Law Essay Sample on The Articles of Confederation vs. the Constitution

The Articles of Confederation vs. the Constitution

            Essentially, to set up the Articles of Confederation and the U.S. Constitution demanded that a country be democratic. That is, no autocratic country could make either of the documents and uphold its provisions due to the nature of an autocracy. All these documents clearly affirmed that the national government ought to be fully in charge of foreign affairs. The Articles and the Constitution provide that the all the foreign affairs are in the hands of the national government. Both documents forbid the creation and awarding of the title of nobility. Besides, each document asserted that every state ought to treat other state’s citizens as they do to their own citizens without discrimination. Finally, in both documents there was a Congress.

            However, there are more differences than similarities. For instance, under the articles, there is no system of federal courts while under the U.S. Constitution; there exists a system of federal courts solely to deal with the relationship between citizens as well as between states. Another difference is manifested in the amendment of each document whereby while 13/13 were needed to amend the articles, it was a requisite that 2/3 of both houses of Congress and 3/4 of state legislature to be present for amendment of the U.S. Constitution. In addition, the article does not provide any regulation of interstate trade while the constitution gives jurisdiction to the Congress to regulate trade between states.

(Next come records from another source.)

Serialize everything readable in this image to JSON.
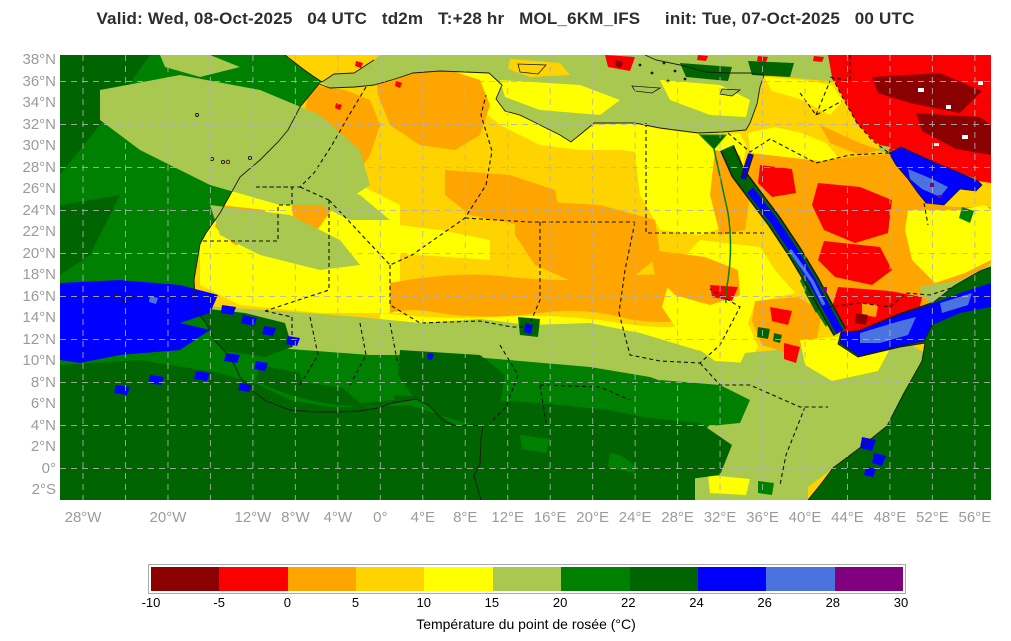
{
  "title": "Valid: Wed, 08-Oct-2025   04 UTC   td2m   T:+28 hr   MOL_6KM_IFS     init: Tue, 07-Oct-2025   00 UTC",
  "map": {
    "axes": {
      "lat_ticks": [
        {
          "label": "38°N",
          "lat": 38
        },
        {
          "label": "36°N",
          "lat": 36
        },
        {
          "label": "34°N",
          "lat": 34
        },
        {
          "label": "32°N",
          "lat": 32
        },
        {
          "label": "30°N",
          "lat": 30
        },
        {
          "label": "28°N",
          "lat": 28
        },
        {
          "label": "26°N",
          "lat": 26
        },
        {
          "label": "24°N",
          "lat": 24
        },
        {
          "label": "22°N",
          "lat": 22
        },
        {
          "label": "20°N",
          "lat": 20
        },
        {
          "label": "18°N",
          "lat": 18
        },
        {
          "label": "16°N",
          "lat": 16
        },
        {
          "label": "14°N",
          "lat": 14
        },
        {
          "label": "12°N",
          "lat": 12
        },
        {
          "label": "10°N",
          "lat": 10
        },
        {
          "label": "8°N",
          "lat": 8
        },
        {
          "label": "6°N",
          "lat": 6
        },
        {
          "label": "4°N",
          "lat": 4
        },
        {
          "label": "2°N",
          "lat": 2
        },
        {
          "label": "0°",
          "lat": 0
        },
        {
          "label": "2°S",
          "lat": -2
        }
      ],
      "lon_ticks": [
        {
          "label": "28°W",
          "lon": -28
        },
        {
          "label": "20°W",
          "lon": -20
        },
        {
          "label": "12°W",
          "lon": -12
        },
        {
          "label": "8°W",
          "lon": -8
        },
        {
          "label": "4°W",
          "lon": -4
        },
        {
          "label": "0°",
          "lon": 0
        },
        {
          "label": "4°E",
          "lon": 4
        },
        {
          "label": "8°E",
          "lon": 8
        },
        {
          "label": "12°E",
          "lon": 12
        },
        {
          "label": "16°E",
          "lon": 16
        },
        {
          "label": "20°E",
          "lon": 20
        },
        {
          "label": "24°E",
          "lon": 24
        },
        {
          "label": "28°E",
          "lon": 28
        },
        {
          "label": "32°E",
          "lon": 32
        },
        {
          "label": "36°E",
          "lon": 36
        },
        {
          "label": "40°E",
          "lon": 40
        },
        {
          "label": "44°E",
          "lon": 44
        },
        {
          "label": "48°E",
          "lon": 48
        },
        {
          "label": "52°E",
          "lon": 52
        },
        {
          "label": "56°E",
          "lon": 56
        }
      ]
    }
  },
  "colorbar": {
    "title": "Température du point de rosée (°C)",
    "ticks": [
      "-10",
      "-5",
      "0",
      "5",
      "10",
      "15",
      "20",
      "22",
      "24",
      "26",
      "28",
      "30"
    ],
    "segment_colors": [
      "#8B0000",
      "#FB0000",
      "#FFA500",
      "#FFD300",
      "#FFFF00",
      "#A8C850",
      "#008000",
      "#006400",
      "#0000FF",
      "#4A73E0",
      "#800080"
    ]
  }
}
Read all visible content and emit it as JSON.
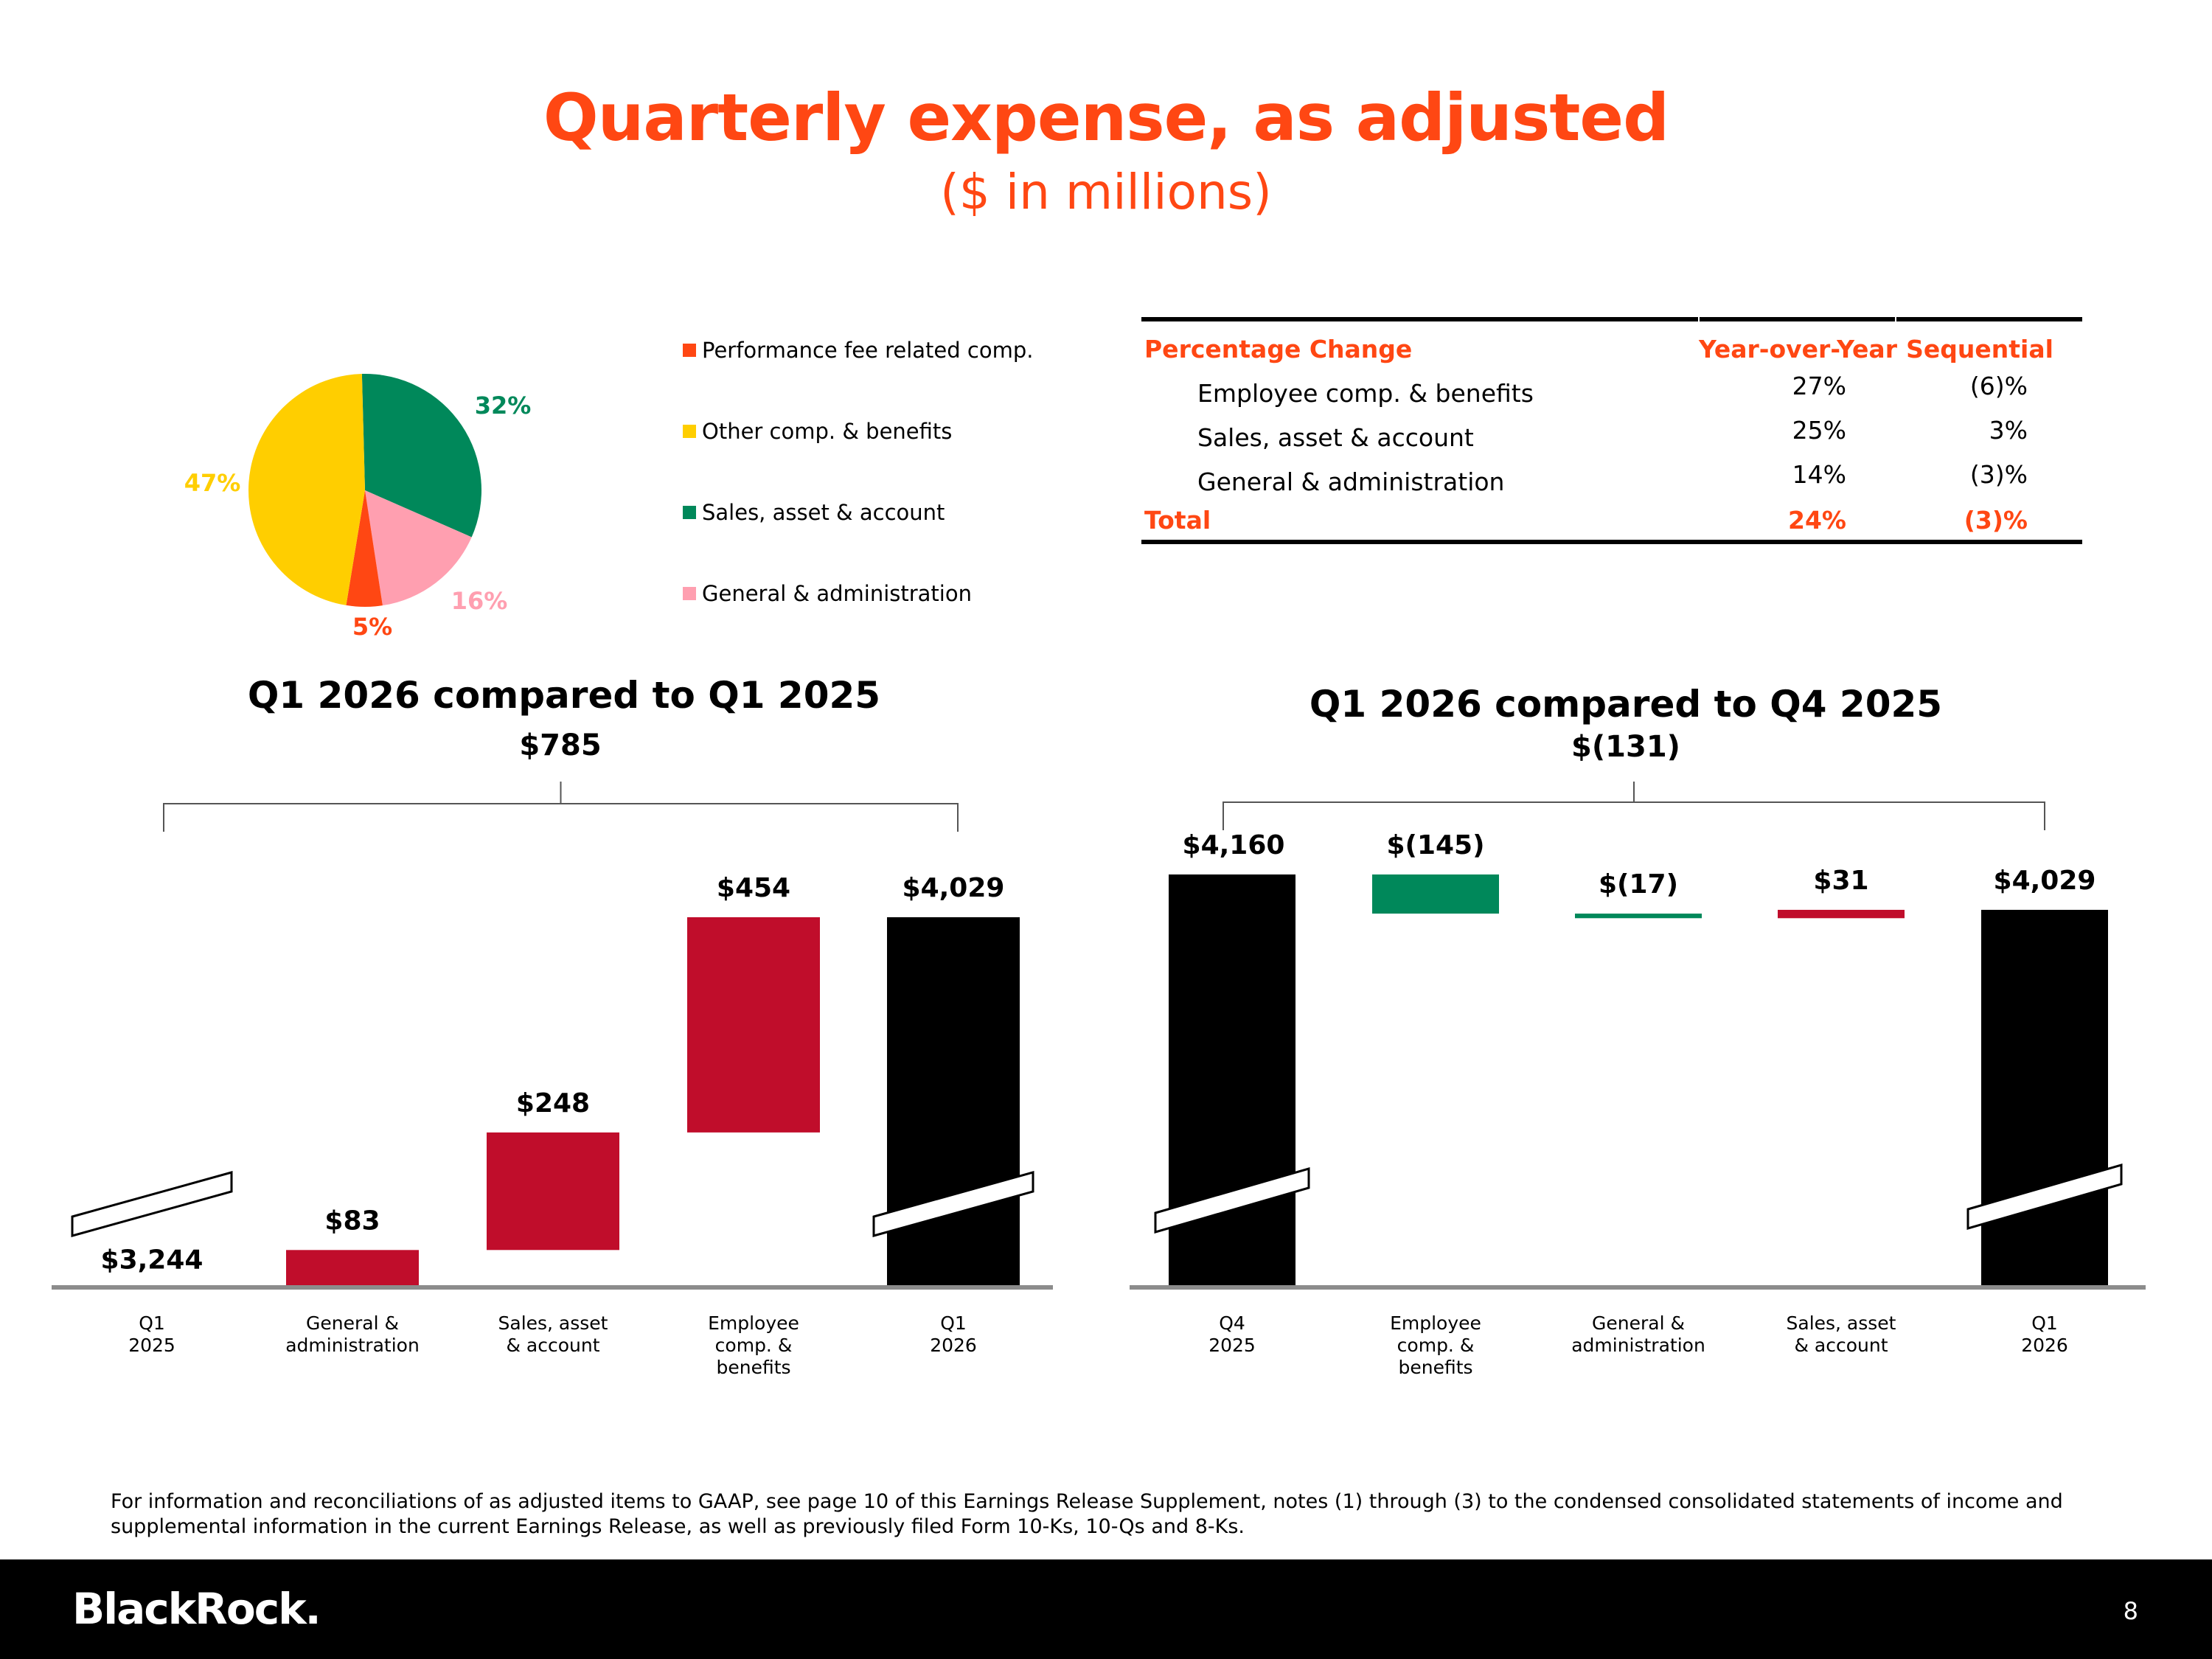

            While the sovereignty resides in states as provided in the article, the U.S. Constitution is the supreme law of the state. Besides, the Constitution gives power to the Congress to levy taxes on citizens, which is limited in the articles as the Congress have to seek for permission in a bid to levy taxes.

References

Callahan, K. P. (2003). The Articles of Confederation: A Primary Source Investigation Into the Document That Preceded the U.S. Constitution. New York: The Rosen Publishing Group.

Cantu, D. A. (2002). American History Class Openers: Reflective and Critical Thinking Activities: Grades 5-8. New York: Teacher Created Resources.

Dautrich, K., & Yalof, D. (2011). American Government: Historical, Popular, and Global Perspectives, Brief Version. New York: Cengage Learning.

Dautrich, K., & Yalof, D. (2015). The Enduring Democracy. Boston: Cengage Learning.

Scaros, C. E. (2011). Understanding the Constitution. Sudbury: Jones & Bartlett Publishers.

Stobaugh, J. P. (2012). American History: Observations & Assessments from Early Settlement to Today, High School Level. New York: New Leaf Publishing Group.

Vile, J. R. (2012). The Writing and Ratification of the U.S. Constitution: Practical Virtue in Action. Chicago: Rowman & Littlefield.